(Reuters) - Land rig provider Pioneer Energy Services (PES.N) will sell two of its rigs next week as part of a move to decrease its exposure to older electric rigs, Chief Executive Stacy Locke told Reuters on Wednesday.
Pioneer, like other U.S. rig contractors, is banking on newer electric “walking” rigs, demand for which has held steady despite a near 53 percent slump in U.S. oil prices Clc1 since mid-2014.
Such rigs can “walk” across drill pads, moving from wellbore to wellbore, unlike a regular rig that has to be taken apart and reassembled for each move, saving shale producers time and as much as a third of well drilling costs.
Pioneer Energy’s fleet includes 16 such walking rigs that have alternate current (AC) motors, of which 13 are currently contracted.
The company expects to put the rest to work in the next 3 or four months, Locke said.

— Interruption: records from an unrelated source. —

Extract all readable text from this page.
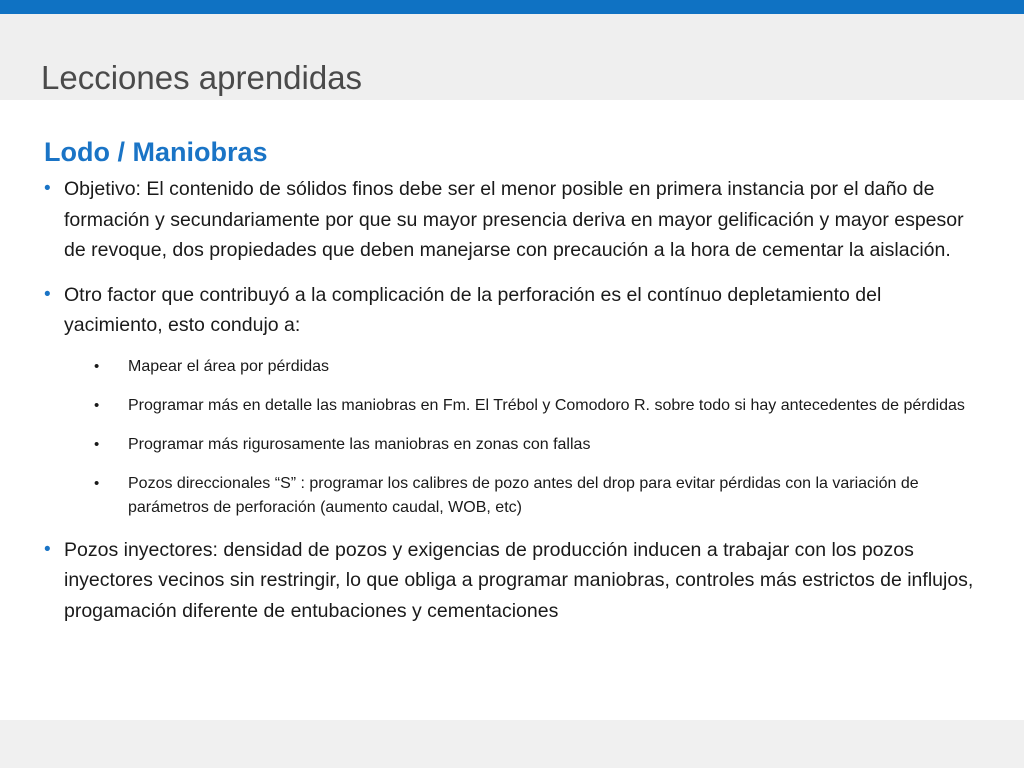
Lecciones aprendidas
Lodo / Maniobras
• Objetivo: El contenido de sólidos finos debe ser el menor posible en primera instancia por el daño de formación y secundariamente por que su mayor presencia deriva en mayor gelificación y mayor espesor de revoque, dos propiedades que deben manejarse con precaución a la hora de cementar la aislación.
• Otro factor que contribuyó a la complicación de la perforación es el contínuo depletamiento del yacimiento, esto condujo a:
• Mapear el área por pérdidas
• Programar más en detalle las maniobras en Fm. El Trébol y Comodoro R. sobre todo si hay antecedentes de pérdidas
• Programar más rigurosamente las maniobras en zonas con fallas
• Pozos direccionales “S” : programar los calibres de pozo antes del drop para evitar pérdidas con la variación de parámetros de perforación (aumento caudal, WOB, etc)
• Pozos inyectores: densidad de pozos y exigencias de producción inducen a trabajar con los pozos inyectores vecinos sin restringir, lo que obliga a programar maniobras, controles más estrictos de influjos, progamación diferente de entubaciones y cementaciones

“We are focusing our effort strategically on pad optimal AC powered rigs for the shale plays across the U.S. where we know we can maintain high utilization and the highest dayrate available in the market,” he said.
In response to the fall in oil prices, Pioneer Energy and other rig providers have stacked, or idled, several rigs, besides earmarking for sale legacy rigs that have fallen out of favor with producers.
Pioneer Energy, which sold one of its older rigs last week, expects to raise $6-$8 million from the sale of the two legacy rigs, leaving it with four rigs for sale in the United States.
The company is in discussions to sell some or all of its eight rigs in Colombia, four of which are expected to be put to work by the end of the year, Locke said, adding that a deal was not imminent.
“We could use that capital here in the United States. We are not of the size where an international expansion make sense for us,” he said.
Shares of the San Antonio-based company have more than tripled this year.